The robo-advice tools owned by Lime FS — Plenty Wealth and Lime Wealth — are authorised to provide automated personal financial advice to consumers about life insurance, budgeting, tax, investments, and superannuation. Both tools operate using algorithms and technology, without direct involvement of a human adviser.
However, ASIC said after reviewing a sample advice file from Plenty Wealth and Lime Wealth, the quality of advice generated by the automated online tools were “inadequate”. In some instances, the advice generated by the tools conflicted with client goals or other recommendations also generated by the tools.
“Digital advice tools offer a convenient and low-cost alternative to consumers who may otherwise not seek personal financial advice.

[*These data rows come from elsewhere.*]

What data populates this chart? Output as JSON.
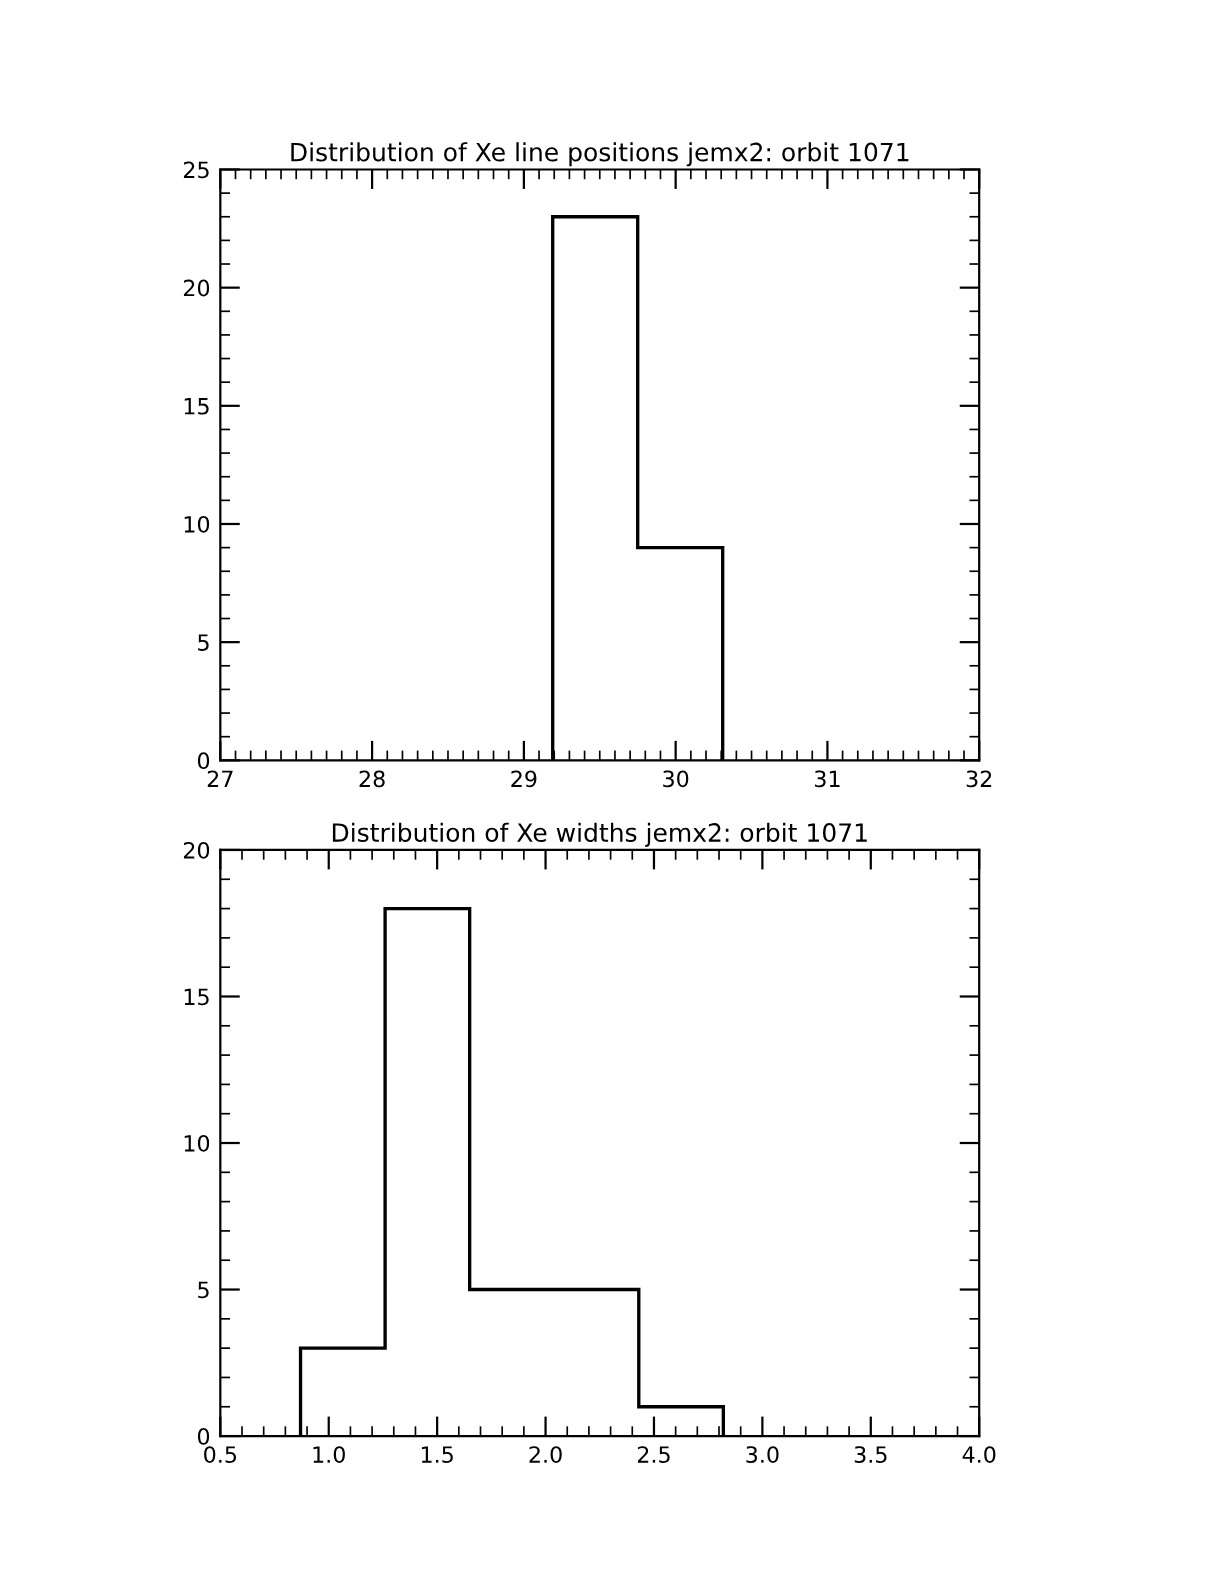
{
  "chart_data": [
    {
      "type": "histogram",
      "title": "Distribution of Xe line positions jemx2: orbit 1071",
      "bins": [
        29.19,
        29.75,
        30.31
      ],
      "values": [
        23,
        9
      ],
      "color": "#000000",
      "xlim": [
        27,
        32
      ],
      "xticks": [
        27,
        28,
        29,
        30,
        31,
        32
      ],
      "ylim": [
        0,
        25
      ],
      "yticks": [
        0,
        5,
        10,
        15,
        20,
        25
      ],
      "grid": false,
      "legend": false
    },
    {
      "type": "histogram",
      "title": "Distribution of Xe widths jemx2: orbit 1071",
      "bins": [
        0.87,
        1.26,
        1.65,
        2.04,
        2.43,
        2.82
      ],
      "values": [
        3,
        18,
        5,
        5,
        1
      ],
      "color": "#000000",
      "xlim": [
        0.5,
        4.0
      ],
      "xticks": [
        {
          "value": 0.5,
          "label": "0.5"
        },
        {
          "value": 1.0,
          "label": "1.0"
        },
        {
          "value": 1.5,
          "label": "1.5"
        },
        {
          "value": 2.0,
          "label": "2.0"
        },
        {
          "value": 2.5,
          "label": "2.5"
        },
        {
          "value": 3.0,
          "label": "3.0"
        },
        {
          "value": 3.5,
          "label": "3.5"
        },
        {
          "value": 4.0,
          "label": "4.0"
        }
      ],
      "ylim": [
        0,
        20
      ],
      "yticks": [
        0,
        5,
        10,
        15,
        20
      ],
      "grid": false,
      "legend": false
    }
  ]
}
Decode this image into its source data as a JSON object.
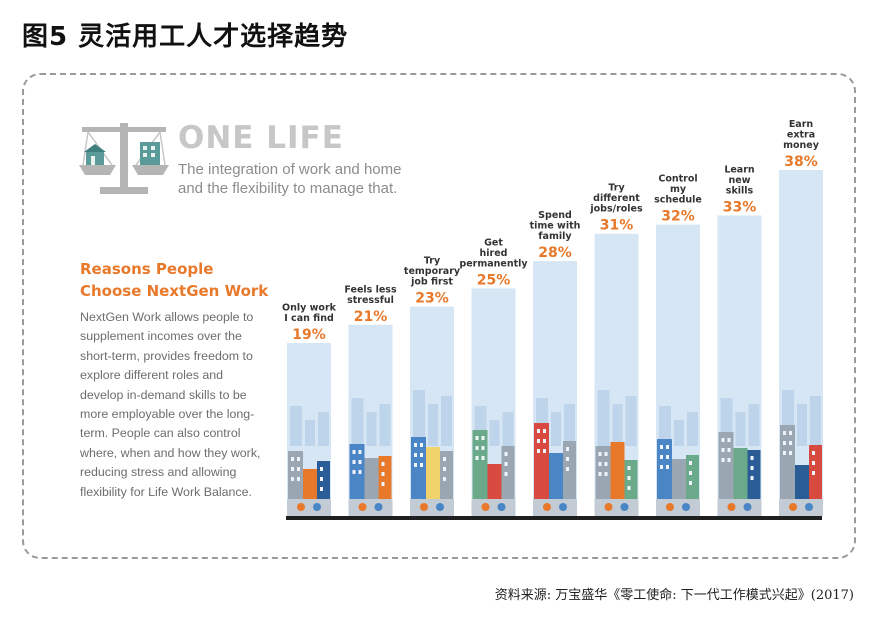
{
  "figure_title": "图5  灵活用工人才选择趋势",
  "header": {
    "brand": "ONE LIFE",
    "subtitle": "The integration of work and home and the flexibility to manage that."
  },
  "sidebar": {
    "title": "Reasons People Choose NextGen Work",
    "body": "NextGen Work allows people to supplement incomes over the short-term, provides freedom to explore different roles and develop in-demand skills to be more employable over the long-term. People can also control where, when and how they work, reducing stress and allowing flexibility for Life Work Balance."
  },
  "source": "资料来源: 万宝盛华《零工使命: 下一代工作模式兴起》(2017)",
  "colors": {
    "accent": "#e8792b",
    "bar_fill": "#d6e6f4",
    "building_blue": "#4a86c5",
    "building_red": "#d8493f",
    "building_grey": "#9aa7b3",
    "ground": "#1f1f1f"
  },
  "chart_data": {
    "type": "bar",
    "title": "Reasons People Choose NextGen Work",
    "xlabel": "",
    "ylabel": "",
    "ylim": [
      0,
      40
    ],
    "categories": [
      [
        "Only work",
        "I can find"
      ],
      [
        "Feels less",
        "stressful"
      ],
      [
        "Try",
        "temporary",
        "job first"
      ],
      [
        "Get",
        "hired",
        "permanently"
      ],
      [
        "Spend",
        "time with",
        "family"
      ],
      [
        "Try",
        "different",
        "jobs/roles"
      ],
      [
        "Control",
        "my",
        "schedule"
      ],
      [
        "Learn",
        "new",
        "skills"
      ],
      [
        "Earn",
        "extra",
        "money"
      ]
    ],
    "values": [
      19,
      21,
      23,
      25,
      28,
      31,
      32,
      33,
      38
    ],
    "value_labels": [
      "19%",
      "21%",
      "23%",
      "25%",
      "28%",
      "31%",
      "32%",
      "33%",
      "38%"
    ]
  }
}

However, the advice provided through these tools must meet the same legal obligations required of human advisers — the advice must be appropriate to the client and comply with the best interests duty,” ASIC commissioner Danielle Press warned.
ASIC said it was also concerned by Lime FS’ ability to monitor the advice generated from these tools.
“ASIC expects AFS licensees and financial advisers using or recommending digital advice tools to ensure that they adequately monitor and test the advice for quality and appropriateness,” Press said.
See also: Artificial intelligence ethics policy (TechRepublic)
It’s cases such as these that have sparked the likes of the Commonwealth Scientific and Industrial Research Organisation (CSIRO) into calling for the development of artificial intelligence (AI) with a sufficient framework to ensure nothing is set onto citizens without appropriate ethical consideration.
Data61, CSIRO’s digital innovation arm, published a discussion paper in April on the key issues raised by large-scale AI, seeking answers to a handful of questions that are expected to inform the government’s approach to AI ethics in Australia.
Conceding that there is no one-size-fits all solution to the range of legal and ethical implications issues related to AI, CSIRO identified nine tools it says could be used to assess risk and ensure compliance and oversight.
These were impact assessments, reviews, risk assessments, best practice guidelines, industry standards, collaboration, monitoring and improvement mechanisms, recourse mechanisms, and consultation.
The Australian National University recently launched a research project to focus on designing Australian values into AI systems.
The humanising machine intelligence (HMI) project will see 17 core researchers involved in building a design framework for moral machine intelligence (MMI) that can be widely deployed.
Head of School of Philosophy at the ANU Seth Lazar previously told ZDNet the need to develop moral AI comes off the back of recent concerns about existing AI systems.
“The thing that triggers my concern about AI is there [are] so many ways in which we could use AI for social good but over the last year or two it has become apparent that there are potentially a lot of unintended consequences in which AI could potentially be made for bad reasons,” he said. “So there’s huge demand and interest for developing AI with moral values.”